The field now spans engineered TCR‑T-cells, TCR mimicking antibodies, and TCR bispecifics, all converging on the goal of reaching intracellular targets. Clinical programs are advancing across solid tumors with growing momentum and expanding both into haem malignancies and beyond oncology, into autoimmunity and even infectious diseases.
While momentum is undeniable, the industry is acutely aware that scientific wins alone are not enough. With cost of goods rising, treatable patient populations shrinking due to HLA restrictions, and durability remaining inconsistent, developers face the reality that TCR innovation must now deliver conceptually, clinically, and commercially.
Advancing the Next Wave of TCR Engineering Innovation
This shift in charge has been driven by broad, cross-modality innovation. Key players including Immatics, Immunocore, Regeneron, Anocca, ZellunaImmunotherapy and BioNTech are exploring new target discovery, dual activation engineering, and AI/machine learning-assisted affinity maturation. Together, these advances are enabling developers to engineer TCRs faster and more precisely, reducing uncertainty and process inefficiency as programs move toward the clinic.

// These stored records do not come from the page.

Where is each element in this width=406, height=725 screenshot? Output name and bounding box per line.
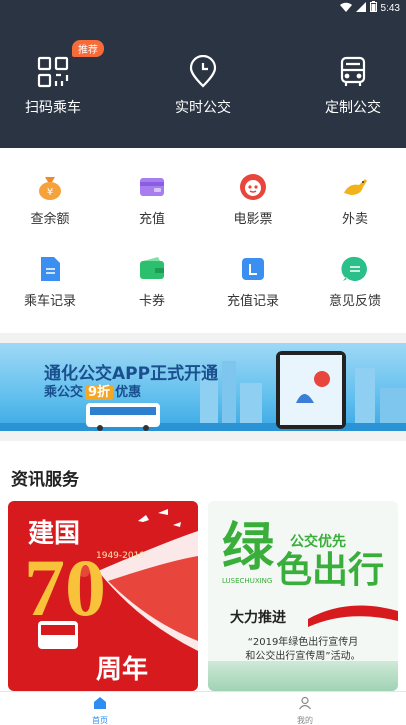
tab-profile[interactable]: 我的 bbox=[275, 695, 335, 725]
grid-item-takeout[interactable]: 外卖 bbox=[305, 173, 405, 227]
grid-item-label: 充值 bbox=[138, 212, 165, 227]
news-card-70th-anniversary[interactable]: 建国 1949-2019 70 周年 bbox=[8, 501, 198, 691]
card-right-footer-decoration bbox=[208, 661, 398, 691]
money-bag-icon: ¥ bbox=[36, 173, 64, 201]
recommend-badge: 推荐 bbox=[72, 40, 104, 57]
quick-actions-grid: ¥ 查余额 充值 电影票 外卖 乘车记录 卡券 充值记录 意见反馈 bbox=[0, 148, 406, 333]
card-left-number: 70 bbox=[24, 542, 106, 633]
tab-home-label: 首页 bbox=[92, 716, 108, 725]
grid-item-label: 卡券 bbox=[138, 294, 165, 309]
news-section-title: 资讯服务 bbox=[11, 470, 79, 490]
grid-item-label: 外卖 bbox=[341, 212, 368, 227]
grid-item-balance[interactable]: ¥ 查余额 bbox=[0, 173, 100, 227]
status-time: 5:43 bbox=[380, 2, 400, 14]
wifi-icon bbox=[339, 2, 352, 15]
bus-icon bbox=[336, 55, 370, 89]
movie-cat-icon bbox=[239, 173, 267, 201]
discount-highlight: 9折 bbox=[85, 385, 114, 400]
recharge-record-icon bbox=[239, 255, 267, 283]
custom-bus-button[interactable]: 定制公交 bbox=[293, 55, 406, 117]
grid-item-label: 乘车记录 bbox=[23, 294, 76, 309]
banner-subtitle: 乘公交 9折 优惠 bbox=[44, 381, 141, 400]
grid-item-recharge-record[interactable]: 充值记录 bbox=[203, 255, 303, 309]
news-card-green-travel[interactable]: 绿 公交优先 LUSECHUXING 色出行 大力推进 “2019年绿色出行宣传… bbox=[208, 501, 398, 691]
grid-item-feedback[interactable]: 意见反馈 bbox=[305, 255, 405, 309]
realtime-bus-button[interactable]: 实时公交 bbox=[143, 54, 263, 117]
document-icon bbox=[36, 255, 64, 283]
feedback-icon bbox=[341, 255, 369, 283]
qr-scan-icon bbox=[36, 55, 70, 89]
promo-banner[interactable]: 通化公交APP正式开通 乘公交 9折 优惠 bbox=[0, 343, 406, 431]
battery-icon bbox=[369, 1, 377, 15]
card-right-rest: 色出行 bbox=[276, 550, 385, 591]
tab-profile-label: 我的 bbox=[297, 716, 313, 725]
location-pin-icon bbox=[186, 54, 220, 89]
tab-home[interactable]: 首页 bbox=[70, 695, 130, 725]
grid-item-recharge[interactable]: 充值 bbox=[102, 173, 202, 227]
banner-sub-suffix: 优惠 bbox=[115, 385, 142, 400]
bottom-tab-bar: 首页 我的 bbox=[0, 691, 406, 725]
top-header: 5:43 扫码乘车 推荐 实时公交 定制公交 bbox=[0, 0, 406, 148]
grid-item-label: 电影票 bbox=[233, 212, 273, 227]
card-wallet-icon bbox=[138, 255, 166, 283]
red-ribbon-decoration bbox=[308, 605, 398, 627]
card-right-small: 公交优先 bbox=[290, 534, 346, 550]
news-section: 资讯服务 建国 1949-2019 70 周年 绿 公交优先 LUSECHUXI… bbox=[0, 441, 406, 691]
grid-item-movie[interactable]: 电影票 bbox=[203, 173, 303, 227]
grid-item-ride-record[interactable]: 乘车记录 bbox=[0, 255, 100, 309]
signal-icon bbox=[355, 1, 366, 15]
grid-item-coupon[interactable]: 卡券 bbox=[102, 255, 202, 309]
card-right-big-char: 绿 bbox=[222, 520, 275, 577]
wallet-icon bbox=[138, 173, 166, 201]
kangaroo-icon bbox=[341, 173, 369, 201]
grid-item-label: 充值记录 bbox=[226, 294, 279, 309]
user-icon bbox=[275, 695, 335, 714]
card-right-desc-1: “2019年绿色出行宣传月 bbox=[247, 637, 359, 648]
scan-ride-button[interactable]: 扫码乘车 bbox=[0, 55, 113, 117]
banner-sub-prefix: 乘公交 bbox=[44, 385, 84, 400]
svg-text:¥: ¥ bbox=[47, 187, 53, 198]
grid-item-label: 意见反馈 bbox=[328, 294, 381, 309]
status-bar: 5:43 bbox=[0, 0, 406, 16]
custom-bus-label: 定制公交 bbox=[325, 100, 381, 116]
grid-item-label: 查余额 bbox=[30, 212, 70, 227]
card-right-pinyin: LUSECHUXING bbox=[222, 577, 273, 585]
realtime-bus-label: 实时公交 bbox=[175, 100, 231, 116]
card-right-desc-2: 和公交出行宣传周”活动。 bbox=[245, 651, 361, 662]
home-icon bbox=[70, 695, 130, 714]
scan-ride-label: 扫码乘车 bbox=[25, 100, 81, 116]
card-left-subline: 周年 bbox=[96, 655, 149, 685]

Rewriting the Rules on Target Selection
We have also seen target innovation gather pace, as developers move beyond PRAME and other familiar antigens, towards a broader set of target classes, including non-canonical antigens. The goal is to widen the pool of eligible patients, counter tumor escape, and drive response rates in indications where conventional TCR programs have their drawbacks.
Facing the Commercial Barriers That Determine Long-Term Viability
Despite this, the past year has shown that regulatory green lights do not guarantee long term commercial success. Manufacturing strategy, scalability and cost of goods now shape viability just as much as clinical outcomes. The field is no longer debating scientific potential but confronting what is required to turn innovation into a sustainable pipeline of TCR-based therapies.
Creating the Space the TCR Field Needs to Move Forward
The TCR field is small, specialized and deeply interconnected, which makes genuine expert convergence more valuable than ever. This year’s summit brings together industry leaders for focused conversations that rarely happen in isolation and are impossible to hold in rooms diluted by thousands of attendees or during broader agendas.
By uniting cell and biologic-based TCR developers, the meeting creates an environment where discovery, translational, manufacturing and clinical teams can examine durability, specificity, target selection and commercial viability as parts of a single, interconnected challenge.
2026 represents a turning point for the field, and the community needs a space dedicated to translating scientific promise into therapies that are durable, scalable, and commercially sustainable.